Title: A Simulation Model for Potential Growth and Development in Corn

Authors
item Kim, Soo Hyung
item Timlin, Dennis
item Fleisher, David
item Reddy, Vangimalla

Submitted to: Meeting Abstract
Publication Type: Abstract Only
Publication Acceptance Date: April 19, 2005
Publication Date: April 19, 2005
Citation: Kim, S., Timlin, D.J., Fleisher, D.H., Reddy, V. 2005. A simulation model for potential growth and development in corn [abstract]. Biological Systems Simulation Conference. p.1.

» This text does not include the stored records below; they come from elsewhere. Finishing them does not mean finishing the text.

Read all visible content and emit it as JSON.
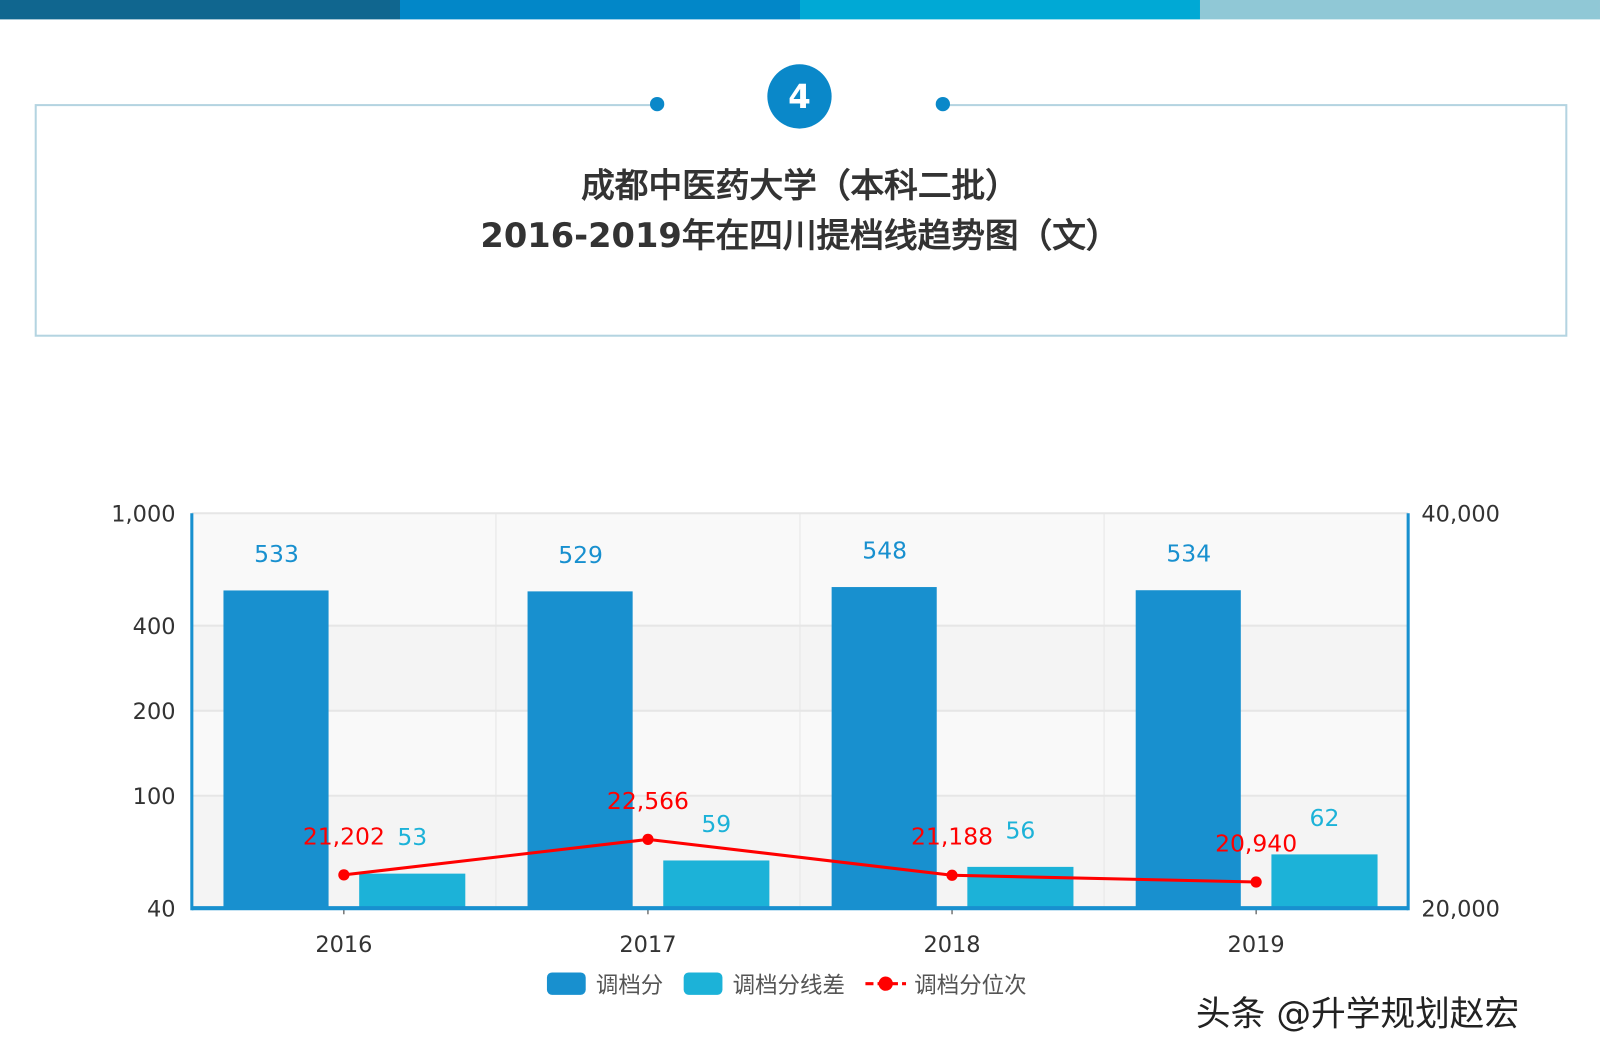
{
  "header": {
    "bar_colors": [
      "#10668f",
      "#0287c8",
      "#00a9d5",
      "#90c8d6"
    ],
    "badge_number": "4",
    "title_line1": "成都中医药大学（本科二批）",
    "title_line2": "2016-2019年在四川提档线趋势图（文）"
  },
  "watermark": "头条 @升学规划赵宏",
  "chart_data": {
    "type": "bar",
    "categories": [
      "2016",
      "2017",
      "2018",
      "2019"
    ],
    "y_left": {
      "scale": "log",
      "range": [
        40,
        1000
      ],
      "ticks": [
        "40",
        "100",
        "200",
        "400",
        "1,000"
      ],
      "tick_values": [
        40,
        100,
        200,
        400,
        1000
      ]
    },
    "y_right": {
      "scale": "log",
      "range": [
        20000,
        40000
      ],
      "ticks": [
        "20,000",
        "40,000"
      ],
      "tick_values": [
        20000,
        40000
      ]
    },
    "grid": true,
    "legend_placement": "bottom",
    "series": [
      {
        "name": "调档分",
        "type": "bar",
        "axis": "left",
        "color": "#1890cf",
        "values": [
          533,
          529,
          548,
          534
        ],
        "labels": [
          "533",
          "529",
          "548",
          "534"
        ]
      },
      {
        "name": "调档分线差",
        "type": "bar",
        "axis": "left",
        "color": "#1cb2d8",
        "values": [
          53,
          59,
          56,
          62
        ],
        "labels": [
          "53",
          "59",
          "56",
          "62"
        ]
      },
      {
        "name": "调档分位次",
        "type": "line",
        "axis": "right",
        "color": "#ff0000",
        "values": [
          21202,
          22566,
          21188,
          20940
        ],
        "labels": [
          "21,202",
          "22,566",
          "21,188",
          "20,940"
        ]
      }
    ]
  }
}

Technical Abstract: A process-based simulation model that predicts potential growth and phenology in corn is presented. This model has been developed based on the design of Object-Oriented crop model (Acock and Reddy, 1997). Recent advances in maize and C4 physiology have been incorporated into the present model. In the present model, canopy carbon assimilation was simulated by sun-shade approach incorporating the C4 leaf photosynthesis model (von Caemmerer and Furbank, 1999) through coupling with models of stomatal conductance and energy balance (Kim and Lieth, 2003). Temperature response of leaf development was modeled using a simplified beta distribution function (Yan and Hunt, 1999) and anthesis was estimated according to Grant (1989b). Growth and senescence of individual leaves were modelled following Lizaso et al. (2003) and Tardieu et al. (1999). Assimilated carbohydrates were collected to a short-term carbon pool from which allocation to individual organs occurred based on the priorities described by Grant (1989a). Maintenance and growth respiration was accounted for before available carbons for dry matter accumulation were partitioned. Model behavior was reasonable and compared well with observations without extensive parameterization. Object-Oriented approach was useful for designing model structure and for modeling the relationships between organs. Incorporation of the coupled gas-exchange model will enable the present model to mechanistically predict the balance of carbon, water, and energy exchange. Currently we are working on linking this model with 2DSOIL (Timlin and Pachepsky, 1997) for implementing water, nitrogen, and other key element balances. The present model is at preliminary stage of development and must be validated with independent data from different locations and years before being used for applications.